I want to solve the following for \$x\$ (in Python):

\$x^{101} = 8765 \ (\mod{9691573})\$

I coded this:

n = 8765
power = 101
mod = 9691573

x = 0
while x < mod:
    if (x ** power) % mod == n:
        break
    x += 1

print x

This is basically the "brute force" approach.

What is the most efficient way to solve this problem programmatically?

Note:

solving the equation \$x^n = a \mod{M}\$ for the unknown \$x\$ in modular arithmetic means to find an integer \$x\$ such that \$x^n - a\$ is a multiple of the modulus \$M\$

Answer 1

Note: this is not exactly the RSA problem. For it to be the RSA problem, the modulus would have to be composite. Turns out, in this case, the modulus is prime.
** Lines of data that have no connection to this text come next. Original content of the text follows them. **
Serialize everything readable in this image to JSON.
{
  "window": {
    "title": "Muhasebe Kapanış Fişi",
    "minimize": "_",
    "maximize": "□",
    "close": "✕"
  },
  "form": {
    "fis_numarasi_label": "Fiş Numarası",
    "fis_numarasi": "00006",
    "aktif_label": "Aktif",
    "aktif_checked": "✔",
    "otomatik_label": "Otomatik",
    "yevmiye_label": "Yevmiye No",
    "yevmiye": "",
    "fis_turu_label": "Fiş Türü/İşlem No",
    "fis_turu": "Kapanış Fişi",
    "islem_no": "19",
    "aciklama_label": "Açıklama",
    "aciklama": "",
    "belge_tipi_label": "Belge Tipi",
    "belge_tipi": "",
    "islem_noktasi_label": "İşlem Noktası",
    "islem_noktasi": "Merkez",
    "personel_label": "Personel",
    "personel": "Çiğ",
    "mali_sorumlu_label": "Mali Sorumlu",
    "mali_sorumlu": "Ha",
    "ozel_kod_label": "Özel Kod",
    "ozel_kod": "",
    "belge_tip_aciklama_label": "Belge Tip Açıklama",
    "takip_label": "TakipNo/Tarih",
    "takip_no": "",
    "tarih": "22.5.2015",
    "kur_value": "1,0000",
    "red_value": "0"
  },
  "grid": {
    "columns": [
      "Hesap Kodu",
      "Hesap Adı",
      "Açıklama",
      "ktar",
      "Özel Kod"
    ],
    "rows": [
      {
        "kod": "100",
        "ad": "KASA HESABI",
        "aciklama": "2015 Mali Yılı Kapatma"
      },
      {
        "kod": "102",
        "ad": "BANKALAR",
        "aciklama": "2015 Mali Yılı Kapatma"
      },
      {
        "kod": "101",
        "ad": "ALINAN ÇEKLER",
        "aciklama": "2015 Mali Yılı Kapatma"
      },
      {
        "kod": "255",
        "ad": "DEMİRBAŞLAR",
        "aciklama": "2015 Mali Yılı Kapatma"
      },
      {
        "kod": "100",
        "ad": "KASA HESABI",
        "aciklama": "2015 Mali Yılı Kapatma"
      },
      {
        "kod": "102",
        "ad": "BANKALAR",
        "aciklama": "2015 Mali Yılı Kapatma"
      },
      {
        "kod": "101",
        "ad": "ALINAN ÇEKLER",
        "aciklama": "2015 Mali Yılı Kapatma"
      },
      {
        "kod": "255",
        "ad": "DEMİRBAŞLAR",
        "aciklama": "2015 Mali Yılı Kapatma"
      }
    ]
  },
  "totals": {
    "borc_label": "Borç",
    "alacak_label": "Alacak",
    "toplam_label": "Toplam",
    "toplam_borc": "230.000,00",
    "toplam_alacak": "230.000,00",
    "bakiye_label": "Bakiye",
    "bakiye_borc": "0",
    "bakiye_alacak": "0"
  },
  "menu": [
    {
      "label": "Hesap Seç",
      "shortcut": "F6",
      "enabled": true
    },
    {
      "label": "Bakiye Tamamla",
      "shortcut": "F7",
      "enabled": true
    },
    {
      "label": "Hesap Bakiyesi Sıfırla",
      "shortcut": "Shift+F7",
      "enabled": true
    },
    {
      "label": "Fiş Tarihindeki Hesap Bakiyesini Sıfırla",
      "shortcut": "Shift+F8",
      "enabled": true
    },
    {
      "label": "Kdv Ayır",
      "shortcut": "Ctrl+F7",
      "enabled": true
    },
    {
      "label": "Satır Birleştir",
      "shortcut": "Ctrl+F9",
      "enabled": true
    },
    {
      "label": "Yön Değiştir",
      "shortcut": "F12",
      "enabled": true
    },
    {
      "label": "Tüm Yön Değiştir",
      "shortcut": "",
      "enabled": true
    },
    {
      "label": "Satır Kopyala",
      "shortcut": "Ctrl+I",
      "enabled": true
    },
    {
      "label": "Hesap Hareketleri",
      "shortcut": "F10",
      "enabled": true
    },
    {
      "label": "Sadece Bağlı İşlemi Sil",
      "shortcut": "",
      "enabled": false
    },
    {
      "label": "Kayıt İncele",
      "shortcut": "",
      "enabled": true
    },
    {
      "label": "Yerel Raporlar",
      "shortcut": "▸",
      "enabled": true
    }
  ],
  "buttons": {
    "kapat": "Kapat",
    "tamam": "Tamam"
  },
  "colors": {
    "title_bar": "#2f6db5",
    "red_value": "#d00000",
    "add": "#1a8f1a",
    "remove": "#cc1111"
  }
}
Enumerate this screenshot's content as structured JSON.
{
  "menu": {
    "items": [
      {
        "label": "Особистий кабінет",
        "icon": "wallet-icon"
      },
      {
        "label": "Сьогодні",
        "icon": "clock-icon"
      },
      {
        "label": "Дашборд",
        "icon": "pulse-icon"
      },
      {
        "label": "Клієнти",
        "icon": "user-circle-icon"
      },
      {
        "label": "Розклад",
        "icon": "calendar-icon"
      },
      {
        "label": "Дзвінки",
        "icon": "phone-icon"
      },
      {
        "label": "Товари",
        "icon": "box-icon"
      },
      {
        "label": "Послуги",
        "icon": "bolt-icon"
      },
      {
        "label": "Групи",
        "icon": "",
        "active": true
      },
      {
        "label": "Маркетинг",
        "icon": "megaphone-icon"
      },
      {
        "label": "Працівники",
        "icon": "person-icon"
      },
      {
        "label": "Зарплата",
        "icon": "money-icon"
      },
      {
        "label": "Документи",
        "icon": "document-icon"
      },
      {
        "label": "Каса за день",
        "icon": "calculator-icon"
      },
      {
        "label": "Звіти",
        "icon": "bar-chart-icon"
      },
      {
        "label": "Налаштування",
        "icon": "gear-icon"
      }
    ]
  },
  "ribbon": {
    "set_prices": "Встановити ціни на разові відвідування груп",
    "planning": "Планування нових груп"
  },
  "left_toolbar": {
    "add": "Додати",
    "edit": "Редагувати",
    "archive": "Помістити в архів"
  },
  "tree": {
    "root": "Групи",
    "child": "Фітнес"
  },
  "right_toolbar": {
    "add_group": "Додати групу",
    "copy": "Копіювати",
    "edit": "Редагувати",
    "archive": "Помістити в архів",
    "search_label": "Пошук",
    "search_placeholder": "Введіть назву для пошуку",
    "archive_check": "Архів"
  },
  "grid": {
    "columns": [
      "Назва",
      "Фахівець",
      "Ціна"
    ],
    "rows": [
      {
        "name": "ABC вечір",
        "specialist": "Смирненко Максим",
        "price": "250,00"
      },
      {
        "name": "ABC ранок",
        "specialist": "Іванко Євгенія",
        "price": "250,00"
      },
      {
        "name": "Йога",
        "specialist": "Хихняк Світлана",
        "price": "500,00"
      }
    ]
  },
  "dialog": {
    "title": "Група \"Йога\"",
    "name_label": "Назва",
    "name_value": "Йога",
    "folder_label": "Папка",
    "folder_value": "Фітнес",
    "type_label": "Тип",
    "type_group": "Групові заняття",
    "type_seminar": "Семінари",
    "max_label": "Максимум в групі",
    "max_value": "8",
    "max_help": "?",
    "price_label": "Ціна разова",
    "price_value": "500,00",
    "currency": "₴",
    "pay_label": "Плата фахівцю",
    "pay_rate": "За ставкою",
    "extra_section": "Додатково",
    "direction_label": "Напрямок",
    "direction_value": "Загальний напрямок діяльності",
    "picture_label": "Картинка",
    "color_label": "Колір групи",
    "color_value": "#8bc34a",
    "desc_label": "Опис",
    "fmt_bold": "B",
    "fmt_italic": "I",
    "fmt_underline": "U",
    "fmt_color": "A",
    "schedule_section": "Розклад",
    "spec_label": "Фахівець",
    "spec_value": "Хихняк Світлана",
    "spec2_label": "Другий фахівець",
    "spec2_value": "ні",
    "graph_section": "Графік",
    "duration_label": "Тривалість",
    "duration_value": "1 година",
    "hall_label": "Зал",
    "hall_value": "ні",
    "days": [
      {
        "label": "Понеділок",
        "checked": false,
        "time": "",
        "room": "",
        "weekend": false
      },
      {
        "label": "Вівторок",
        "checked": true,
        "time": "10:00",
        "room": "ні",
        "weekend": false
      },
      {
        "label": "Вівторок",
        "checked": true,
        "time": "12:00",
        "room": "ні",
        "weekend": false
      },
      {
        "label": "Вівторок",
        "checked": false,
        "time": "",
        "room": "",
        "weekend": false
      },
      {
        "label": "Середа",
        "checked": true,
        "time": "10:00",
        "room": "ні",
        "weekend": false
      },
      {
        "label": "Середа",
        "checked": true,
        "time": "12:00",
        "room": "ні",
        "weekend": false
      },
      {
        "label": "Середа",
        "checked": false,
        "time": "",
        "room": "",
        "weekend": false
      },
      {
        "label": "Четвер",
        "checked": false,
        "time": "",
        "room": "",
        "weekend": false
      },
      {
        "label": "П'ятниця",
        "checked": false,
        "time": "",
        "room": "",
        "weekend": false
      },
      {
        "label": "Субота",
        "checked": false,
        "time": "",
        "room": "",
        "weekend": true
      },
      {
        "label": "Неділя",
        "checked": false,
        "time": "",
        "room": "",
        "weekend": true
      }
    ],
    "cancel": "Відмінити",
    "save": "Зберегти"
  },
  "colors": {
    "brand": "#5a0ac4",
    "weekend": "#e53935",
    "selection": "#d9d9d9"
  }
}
Note also: this is not the discrete log problem, as in the discrete log problem we are trying to find the exponent, not the base.

That said, you can find the answer using the method that CodesInChaos recommended.

1. Factor mod, easy, mod is already prime, so it is factored.
2. Compute phi(mod). This is the euler totient function. For primes, phi(mod)=mod-1. So in your case, phi(mod)=9691572.
3. Compute d such that power*d=1 modulo phi(mod). Use the extended euclidean algorithm to do this. You will get d=7868405. There are python libraries that will do it for you (pycrypto Crypto.Util.number.inverse)
4. Compute 8765^d modulo mod. In python you want to do this using pow. pow takes a third argument (a modulus) which is way optimized when compared to ** followed by %. It does the square-and-multiply method. In this case, pow(8765, 7868405, 9691573) returns 680457.

You can check the answer by doing pow(680457, 101, 9691573) and make sure it return 8765.

If the modulus were not prime, you'd have to factor it to compute phi(mod). After that, everything else is the same.